Au fil des siècles, la surface de la vigne et son travail prennent de l’ampleur, en témoigne, la fameuse « Charte des libertés et franchises des bourgeois et habitants de la ville » de 1260 où plusieurs articles ont pour thème la culture de la vigne :
        « Si quelqu’un est pris en vignes ou fruit d’autruy, et appréhendé, si c’est de jour paiera pour l’amende du Seigneur sept sols (…).
        (…) le vin ne devra pas être vendu aux enchères publiques et il devra y avoir une mesure juste pour le vendre pour qu’il ne soir rein dût au crieur public, ni au Seigneur (…).
        Une fois les vendanges décidées par le Conseil des Bourgeois pour un jour certain, toute personne pourra dûment acheter des raisins dans l’enceinte de la ville (…).
        En ce qui concerne les dégâts des bêtes, nous voulons que pour un porc trouvé dans les vignes ou les terres ensemencées, il soit payé six deniers (…) et que soit réparé le dommage fait par chaque bête (…). »

 A la place de cette forêt dense, imaginons la côté recouverte de vignes…

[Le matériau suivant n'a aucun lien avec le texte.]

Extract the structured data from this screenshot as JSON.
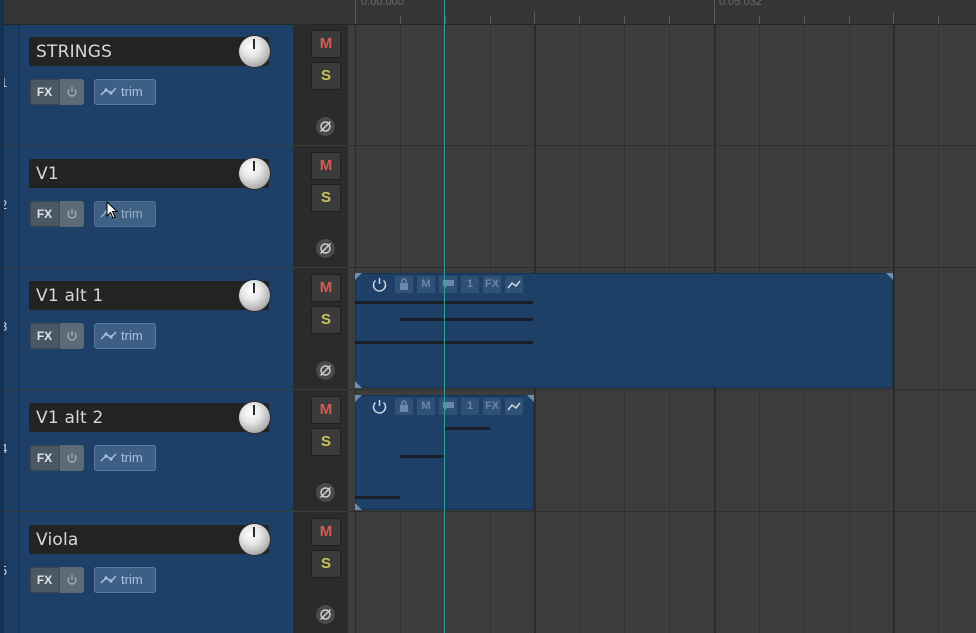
{
  "ruler": {
    "time_start": "0:00.000",
    "time_mid": "0:05.032"
  },
  "tracks": [
    {
      "number": "1",
      "name": "STRINGS",
      "fx_label": "FX",
      "trim_label": "trim",
      "mute_label": "M",
      "solo_label": "S"
    },
    {
      "number": "2",
      "name": "V1",
      "fx_label": "FX",
      "trim_label": "trim",
      "mute_label": "M",
      "solo_label": "S"
    },
    {
      "number": "3",
      "name": "V1 alt 1",
      "fx_label": "FX",
      "trim_label": "trim",
      "mute_label": "M",
      "solo_label": "S"
    },
    {
      "number": "4",
      "name": "V1 alt 2",
      "fx_label": "FX",
      "trim_label": "trim",
      "mute_label": "M",
      "solo_label": "S"
    },
    {
      "number": "5",
      "name": "Viola",
      "fx_label": "FX",
      "trim_label": "trim",
      "mute_label": "M",
      "solo_label": "S"
    }
  ],
  "items": [
    {
      "track": "V1 alt 1",
      "take_number": "1",
      "fx_label": "FX",
      "mute_label": "M"
    },
    {
      "track": "V1 alt 2",
      "take_number": "1",
      "fx_label": "FX",
      "mute_label": "M"
    }
  ],
  "colors": {
    "track_panel": "#1e4068",
    "media_item": "#1e3f66",
    "edit_cursor": "#2fa39a",
    "mute": "#d25c56",
    "solo": "#c9c25a"
  }
}
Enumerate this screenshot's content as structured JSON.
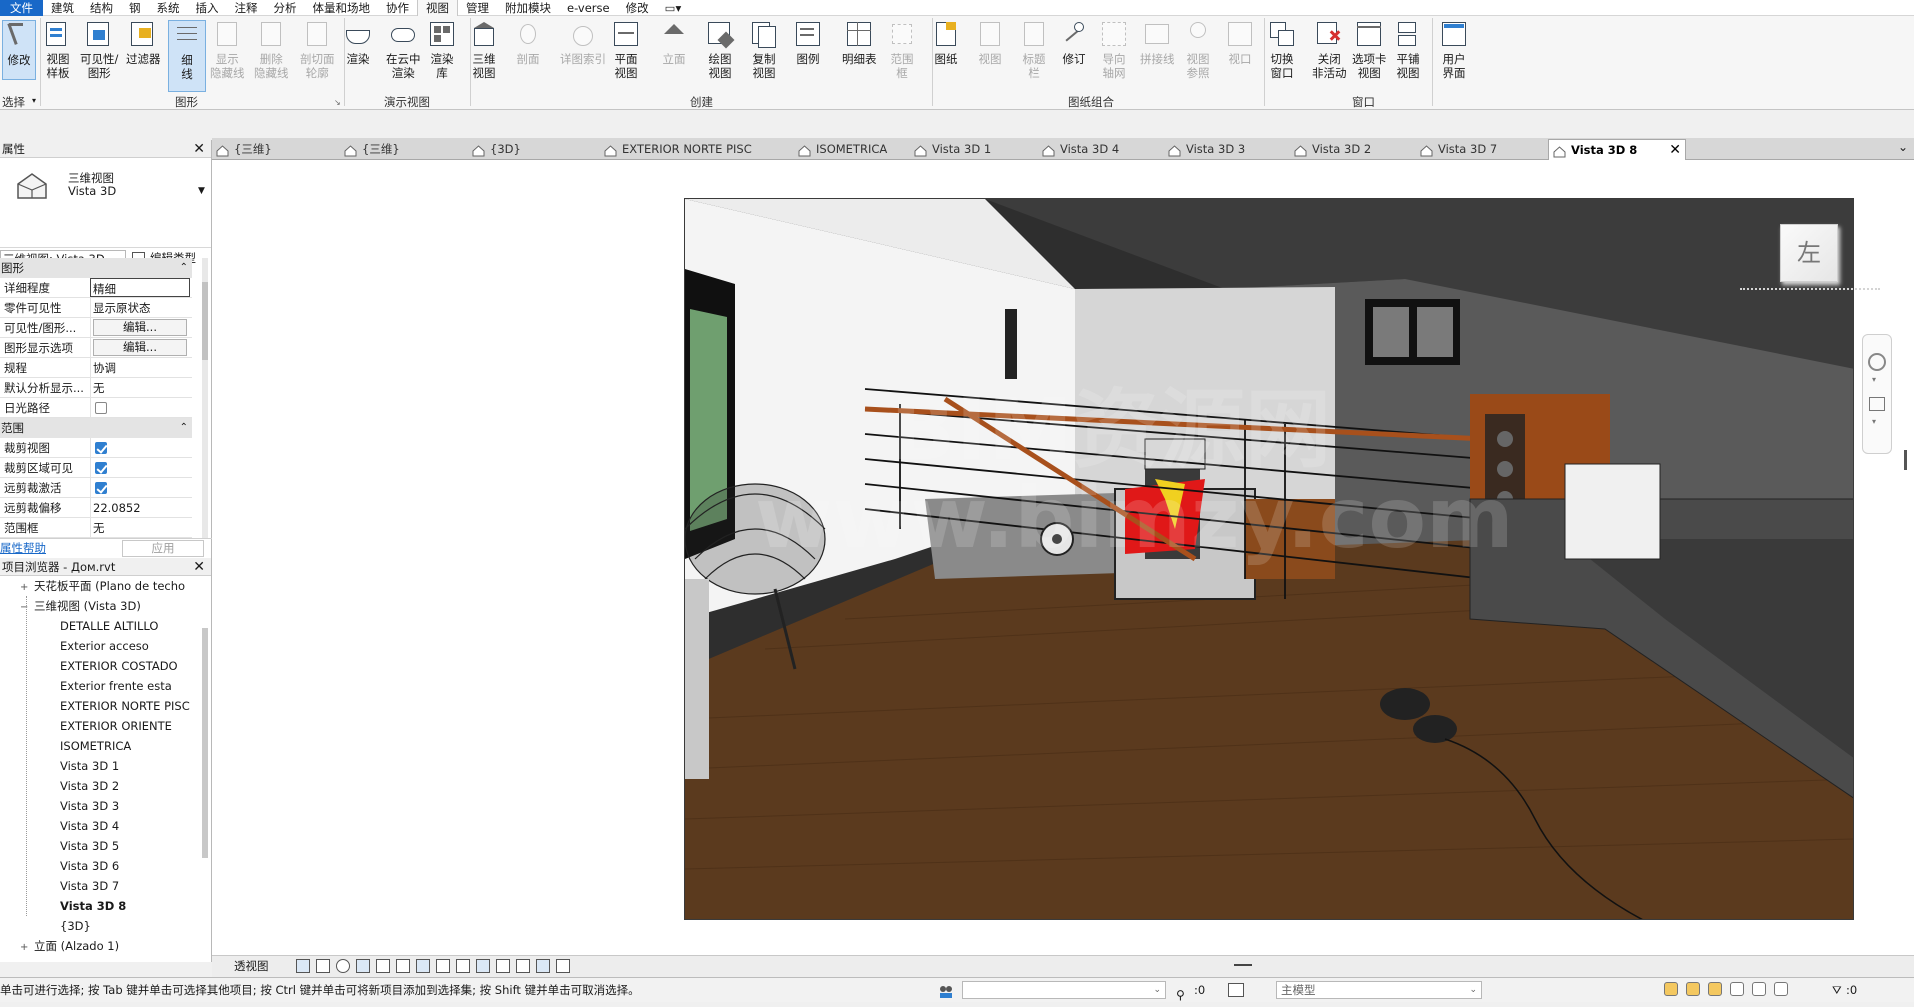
{
  "menu": {
    "items": [
      "文件",
      "建筑",
      "结构",
      "钢",
      "系统",
      "插入",
      "注释",
      "分析",
      "体量和场地",
      "协作",
      "视图",
      "管理",
      "附加模块",
      "e-verse",
      "修改"
    ],
    "active": "视图"
  },
  "ribbon": {
    "buttons": [
      {
        "label": "修改",
        "group": "select"
      },
      {
        "label": "视图\n样板",
        "group": "graphics"
      },
      {
        "label": "可见性/\n图形",
        "group": "graphics"
      },
      {
        "label": "过滤器",
        "group": "graphics"
      },
      {
        "label": "细\n线",
        "group": "graphics"
      },
      {
        "label": "显示\n隐藏线",
        "group": "graphics",
        "disabled": true
      },
      {
        "label": "删除\n隐藏线",
        "group": "graphics",
        "disabled": true
      },
      {
        "label": "剖切面\n轮廓",
        "group": "graphics",
        "disabled": true
      },
      {
        "label": "渲染",
        "group": "presentation"
      },
      {
        "label": "在云中\n渲染",
        "group": "presentation"
      },
      {
        "label": "渲染\n库",
        "group": "presentation"
      },
      {
        "label": "三维\n视图",
        "group": "create"
      },
      {
        "label": "剖面",
        "group": "create",
        "disabled": true
      },
      {
        "label": "详图索引",
        "group": "create",
        "disabled": true
      },
      {
        "label": "平面\n视图",
        "group": "create"
      },
      {
        "label": "立面",
        "group": "create",
        "disabled": true
      },
      {
        "label": "绘图\n视图",
        "group": "create"
      },
      {
        "label": "复制\n视图",
        "group": "create"
      },
      {
        "label": "图例",
        "group": "create"
      },
      {
        "label": "明细表",
        "group": "create"
      },
      {
        "label": "范围\n框",
        "group": "create",
        "disabled": true
      },
      {
        "label": "图纸",
        "group": "sheet"
      },
      {
        "label": "视图",
        "group": "sheet",
        "disabled": true
      },
      {
        "label": "标题\n栏",
        "group": "sheet",
        "disabled": true
      },
      {
        "label": "修订",
        "group": "sheet"
      },
      {
        "label": "导向\n轴网",
        "group": "sheet",
        "disabled": true
      },
      {
        "label": "拼接线",
        "group": "sheet",
        "disabled": true
      },
      {
        "label": "视图\n参照",
        "group": "sheet",
        "disabled": true
      },
      {
        "label": "视口",
        "group": "sheet",
        "disabled": true
      },
      {
        "label": "切换\n窗口",
        "group": "window"
      },
      {
        "label": "关闭\n非活动",
        "group": "window"
      },
      {
        "label": "选项卡\n视图",
        "group": "window"
      },
      {
        "label": "平铺\n视图",
        "group": "window"
      },
      {
        "label": "用户\n界面",
        "group": "window"
      }
    ],
    "panels": {
      "select": "选择",
      "graphics": "图形",
      "presentation": "演示视图",
      "create": "创建",
      "sheet": "图纸组合",
      "window": "窗口"
    }
  },
  "properties": {
    "title": "属性",
    "type_line1": "三维视图",
    "type_line2": "Vista 3D",
    "view_selector": "三维视图: Vista 3D",
    "edit_type": "编辑类型",
    "section_graphics": "图形",
    "rows_graphics": [
      {
        "k": "详细程度",
        "v": "精细"
      },
      {
        "k": "零件可见性",
        "v": "显示原状态"
      },
      {
        "k": "可见性/图形...",
        "v": "编辑..."
      },
      {
        "k": "图形显示选项",
        "v": "编辑..."
      },
      {
        "k": "规程",
        "v": "协调"
      },
      {
        "k": "默认分析显示...",
        "v": "无"
      },
      {
        "k": "日光路径",
        "v": ""
      }
    ],
    "section_extents": "范围",
    "rows_extents": [
      {
        "k": "裁剪视图",
        "checked": true
      },
      {
        "k": "裁剪区域可见",
        "checked": true
      },
      {
        "k": "远剪裁激活",
        "checked": true
      },
      {
        "k": "远剪裁偏移",
        "v": "22.0852"
      },
      {
        "k": "范围框",
        "v": "无"
      }
    ],
    "help_link": "属性帮助",
    "apply": "应用"
  },
  "browser": {
    "title": "项目浏览器 - Дом.rvt",
    "ceiling_node": "天花板平面 (Plano de techo",
    "views3d_node": "三维视图 (Vista 3D)",
    "items": [
      "DETALLE ALTILLO",
      "Exterior acceso",
      "EXTERIOR COSTADO",
      "Exterior frente esta",
      "EXTERIOR NORTE PISC",
      "EXTERIOR ORIENTE",
      "ISOMETRICA",
      "Vista 3D 1",
      "Vista 3D 2",
      "Vista 3D 3",
      "Vista 3D 4",
      "Vista 3D 5",
      "Vista 3D 6",
      "Vista 3D 7",
      "Vista 3D 8",
      "{3D}"
    ],
    "active_item": "Vista 3D 8",
    "elevation_node": "立面 (Alzado 1)"
  },
  "tabs": [
    "{三维}",
    "{三维}",
    "{3D}",
    "EXTERIOR NORTE PISC",
    "ISOMETRICA",
    "Vista 3D 1",
    "Vista 3D 4",
    "Vista 3D 3",
    "Vista 3D 2",
    "Vista 3D 7",
    "Vista 3D 8"
  ],
  "active_tab": "Vista 3D 8",
  "viewcube_face": "左",
  "watermark": {
    "line1": "BIM资源网",
    "line2": "www.bimzy.com"
  },
  "view_control": {
    "view_type": "透视图"
  },
  "status": {
    "message": "单击可进行选择; 按 Tab 键并单击可选择其他项目; 按 Ctrl 键并单击可将新项目添加到选择集; 按 Shift 键并单击可取消选择。",
    "counter1": ":0",
    "model": "主模型",
    "filter_count": ":0"
  },
  "colors": {
    "accent": "#1868c8",
    "selection_blue": "#2f7fd0",
    "floor": "#5b3a1e",
    "wall_dark": "#585858"
  }
}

Cuiseaux, terre de vigne (2/2)    8 juillet 2011
Au fil des siècles, l’activité viticole se poursuit et prospère à Cuiseaux et sur le canton puisque 200 hectares de terres sont utilisés à des fins viticoles. La consommation est avant tout locale et l’activité vigneronne est associée à d’autres, la polyculture étant toujours de mise, même dans ce coin de la Bresse.
C’est à partir du milieu du 19ème siècle que la vigne commence à perdre de son ampleur, suite à l’arrivée et à la propagation de trois maladies : l’oïdium en 1845, le mildiou en 1876, puis le phylloxéra à partir de 1883. Ce dernier, qui est en fait un puceron dont la larve fait mourir la vigne en desséchant le cep, a fait périr la moitié de la surface viticole cultivée sur la côte.
Afin de pallier à ce manque qui entraîna également la baisse du prix des terres, le Préfet autorisa en 18887 les Cuiselliens à introduire des cépages américains, seuls connus comme résistant au phylloxéra. Peu à peu, l’activité reprend et se développe, jusqu’à ce que de multiples facteurs la frappent à nouveau à la veille de la Première Guerre Mondiale : développement des transports favorisant la concurrence (notamment avec les vins du Midi), désintérêt des propriétaires fonciers, sans oublier le développement de l’entreprise Morey, employeuse d’une main d’œuvre importante comme nous l’avons déjà vu. Les Cuiselliens délaissent donc leur activité ancestrale de paysans viticulteurs pour aller à l’usine…
Au temps prospère de la viticulture, c’étaient des cépages fins qui étaient cultivés sur la côte. Avec l’arrivée des hybrides comme l’Othello, le Noah ou le Clinton à la fin du 19ème siècle, c’est la productivité qui est mise en avant. La production devient alors médiocre et est absorbée quasi entièrement par la consommation locale et familiale. Réputés mauvais pour la santé, ces hybrides seront définitivement interdits en France en 1934 au profit du greffage de variétés françaises sur des porte-greffes. Cependant, des cépages comme le Noah restent très populaires dans les campagnes car très productifs, nécessitant peu de traitements…et excellent pour faire la gnôle…
Aujourd’hui, on rencontre quelques pieds de vignes au gré des balades aux alentours de Cuiseaux mais l’activité n’est plus professionnelle, à l’inverse du vignoble jurassien qui s’est spécialisé avec la production de cinq cépages retenus pour établir les quatre AOC d’Arbois, Château-Chalon, L’Etoile et Côtes du Jura.
Une antenne de l’Ecomusée de la Bresse bourguignonne consacrée à la présence de la vigne à Cuiseaux est visible dans la cour du château des Princes d’Orange. La « Maison du Vigneron » est ouverte jusqu’au 30 septembre tous les après-midi sauf les mardis et dimanches.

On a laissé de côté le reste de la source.